Now for the fruits then; flow forth precious spring
So long and dearly sought for, and now bring
Comfort to all that love thee; loudly sing,
And with thy chrystal murmurs strook together,
Bid all thy true well-wishers welcome hither.

 At that point the flood-gates were opened and “the streame ranne gallantly into the cistrene drummes and trumpets sounding in triumphall manner, and the brave peal of chambers [cannons] gave full issue”.

The top of Islington Hill, roughly where you will find the Angel tube station these days, then overlooked London below, across open meadows. The reservoir was located a short way down the hill, between what is now the Angel and Sadler’s Well’s theatre.

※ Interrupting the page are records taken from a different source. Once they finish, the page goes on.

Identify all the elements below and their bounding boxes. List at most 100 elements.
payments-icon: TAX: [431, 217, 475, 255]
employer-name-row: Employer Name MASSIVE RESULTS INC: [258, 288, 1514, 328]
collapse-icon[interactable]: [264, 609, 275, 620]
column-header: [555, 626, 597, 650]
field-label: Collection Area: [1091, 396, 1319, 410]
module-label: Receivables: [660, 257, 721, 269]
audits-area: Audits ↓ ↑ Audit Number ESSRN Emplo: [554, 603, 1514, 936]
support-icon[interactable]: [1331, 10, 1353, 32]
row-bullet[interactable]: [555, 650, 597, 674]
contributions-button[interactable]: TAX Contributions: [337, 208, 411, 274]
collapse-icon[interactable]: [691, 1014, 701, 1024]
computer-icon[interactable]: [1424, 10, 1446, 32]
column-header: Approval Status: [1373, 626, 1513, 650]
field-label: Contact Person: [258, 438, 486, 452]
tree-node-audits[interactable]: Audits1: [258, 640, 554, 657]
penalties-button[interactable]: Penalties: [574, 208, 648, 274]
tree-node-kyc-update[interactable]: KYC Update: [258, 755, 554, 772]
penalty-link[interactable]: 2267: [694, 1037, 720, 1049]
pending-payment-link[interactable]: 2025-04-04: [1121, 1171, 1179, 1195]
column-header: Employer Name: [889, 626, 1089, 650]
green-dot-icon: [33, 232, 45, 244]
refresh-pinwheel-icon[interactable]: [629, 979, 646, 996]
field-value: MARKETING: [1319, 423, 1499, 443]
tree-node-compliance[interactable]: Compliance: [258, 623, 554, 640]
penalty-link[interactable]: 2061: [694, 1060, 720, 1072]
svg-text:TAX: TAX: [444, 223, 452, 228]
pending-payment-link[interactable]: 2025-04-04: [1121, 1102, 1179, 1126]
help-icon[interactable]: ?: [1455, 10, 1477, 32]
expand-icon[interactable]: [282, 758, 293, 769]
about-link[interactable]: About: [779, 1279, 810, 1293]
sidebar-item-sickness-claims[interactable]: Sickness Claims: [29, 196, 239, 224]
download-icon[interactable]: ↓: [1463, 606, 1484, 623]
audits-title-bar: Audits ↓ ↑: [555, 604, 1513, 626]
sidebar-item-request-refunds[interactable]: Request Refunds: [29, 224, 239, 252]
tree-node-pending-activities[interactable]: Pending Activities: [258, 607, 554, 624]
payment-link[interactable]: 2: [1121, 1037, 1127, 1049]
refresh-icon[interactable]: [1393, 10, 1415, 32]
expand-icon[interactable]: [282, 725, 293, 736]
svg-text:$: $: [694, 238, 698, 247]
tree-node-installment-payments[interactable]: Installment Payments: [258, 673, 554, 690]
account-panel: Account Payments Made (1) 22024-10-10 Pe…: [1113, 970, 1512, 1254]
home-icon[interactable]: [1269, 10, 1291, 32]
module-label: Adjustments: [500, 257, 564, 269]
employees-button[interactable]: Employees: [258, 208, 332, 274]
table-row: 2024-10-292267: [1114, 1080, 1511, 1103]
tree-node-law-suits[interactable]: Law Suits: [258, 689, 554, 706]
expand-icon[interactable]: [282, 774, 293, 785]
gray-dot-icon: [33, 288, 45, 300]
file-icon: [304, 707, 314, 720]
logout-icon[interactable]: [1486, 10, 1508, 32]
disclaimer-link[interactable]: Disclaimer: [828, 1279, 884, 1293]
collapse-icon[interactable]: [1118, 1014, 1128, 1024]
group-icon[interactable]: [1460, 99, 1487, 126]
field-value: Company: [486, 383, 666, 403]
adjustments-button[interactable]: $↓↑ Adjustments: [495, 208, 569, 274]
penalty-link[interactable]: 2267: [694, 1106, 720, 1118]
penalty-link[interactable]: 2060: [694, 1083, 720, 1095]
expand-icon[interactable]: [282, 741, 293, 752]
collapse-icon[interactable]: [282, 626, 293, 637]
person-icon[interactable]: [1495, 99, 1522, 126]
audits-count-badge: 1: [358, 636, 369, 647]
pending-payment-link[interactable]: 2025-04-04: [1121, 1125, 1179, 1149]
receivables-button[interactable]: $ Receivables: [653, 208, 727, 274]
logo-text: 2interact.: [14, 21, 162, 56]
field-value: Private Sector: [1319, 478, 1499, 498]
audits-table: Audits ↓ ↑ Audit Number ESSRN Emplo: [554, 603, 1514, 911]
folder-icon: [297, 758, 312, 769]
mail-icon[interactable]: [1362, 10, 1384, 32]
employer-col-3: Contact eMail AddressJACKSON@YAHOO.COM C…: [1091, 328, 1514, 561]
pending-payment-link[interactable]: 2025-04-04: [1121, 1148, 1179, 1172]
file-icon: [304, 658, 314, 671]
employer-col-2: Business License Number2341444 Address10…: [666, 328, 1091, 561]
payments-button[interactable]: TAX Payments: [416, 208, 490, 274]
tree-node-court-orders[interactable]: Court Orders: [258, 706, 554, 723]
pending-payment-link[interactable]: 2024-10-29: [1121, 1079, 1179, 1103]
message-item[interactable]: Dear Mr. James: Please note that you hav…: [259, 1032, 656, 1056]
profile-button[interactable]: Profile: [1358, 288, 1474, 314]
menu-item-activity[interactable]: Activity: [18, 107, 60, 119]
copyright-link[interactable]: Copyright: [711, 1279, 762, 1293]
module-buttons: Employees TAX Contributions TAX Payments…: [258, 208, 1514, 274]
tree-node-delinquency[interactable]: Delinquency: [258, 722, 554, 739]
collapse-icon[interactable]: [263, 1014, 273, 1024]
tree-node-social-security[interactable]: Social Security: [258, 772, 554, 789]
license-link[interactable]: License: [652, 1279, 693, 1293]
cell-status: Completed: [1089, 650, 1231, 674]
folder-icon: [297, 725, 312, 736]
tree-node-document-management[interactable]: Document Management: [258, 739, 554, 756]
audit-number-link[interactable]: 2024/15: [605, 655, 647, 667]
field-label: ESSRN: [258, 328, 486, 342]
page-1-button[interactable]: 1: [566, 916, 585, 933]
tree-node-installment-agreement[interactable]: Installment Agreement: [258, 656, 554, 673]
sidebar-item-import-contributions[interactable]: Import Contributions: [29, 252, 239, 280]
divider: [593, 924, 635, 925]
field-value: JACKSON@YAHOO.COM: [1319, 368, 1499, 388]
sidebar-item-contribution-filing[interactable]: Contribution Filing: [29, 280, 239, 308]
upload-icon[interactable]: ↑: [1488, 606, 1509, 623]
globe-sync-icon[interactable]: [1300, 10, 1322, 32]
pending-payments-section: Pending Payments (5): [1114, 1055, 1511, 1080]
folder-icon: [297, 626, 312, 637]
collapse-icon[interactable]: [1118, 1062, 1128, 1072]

A system of pipes made from hollowed-out elm trees began to be constructed to take supplies from the reservoir, across the meadows and down through the streets of London. Each tree trunk was joined to the next by carving the end into a point that then fitted into a tapered hole in the next trunk. It was not the ideal system because the joints leaked, and the tree-trunks lasted only a few years before rotting away, requiring frequent replacement. The leaky joints also prevented pressurisation and wherever the route took it across low-lying ground the mains pipes had to be built up on trestles to create a gentle downward gradient. Pipes were laid underground within the city streets. London’s terrible congestion meant that it was impossible for work to be carried out during the day, so it was undertaken at night by candle and torchlight.

The first main pipe travelled as far as Smithfield and Newgate, then branched east to Cheapside and Aldgate and west to Temple Bar and Fleet Street. Smaller pipes branched off the main pipes. By the end of 1618 around 1,500 premises were connected and soon the entire City of London was covered except for the area already supplied by the competing waterworks at London Bridge.

The problem of leakage meant that the pipes could not be left permanently filled. A system of stopcocks controlled the flow, with each area supplied for an hour or two several times each week. Premises connected to the pipe network had their own water tanks that filled when water was flowing. Any premises that wanted to buy New River water was required to install a thin lead ‘quill’ up to the main supply to which the New River Company would solder a brass ferrule to be inserted into their pipe. Each building paid an initial fee (normally of £1 but up to £25 for owners of larger trade premises) and thereafter a quarterly ‘fine’ depending on the type of establishment.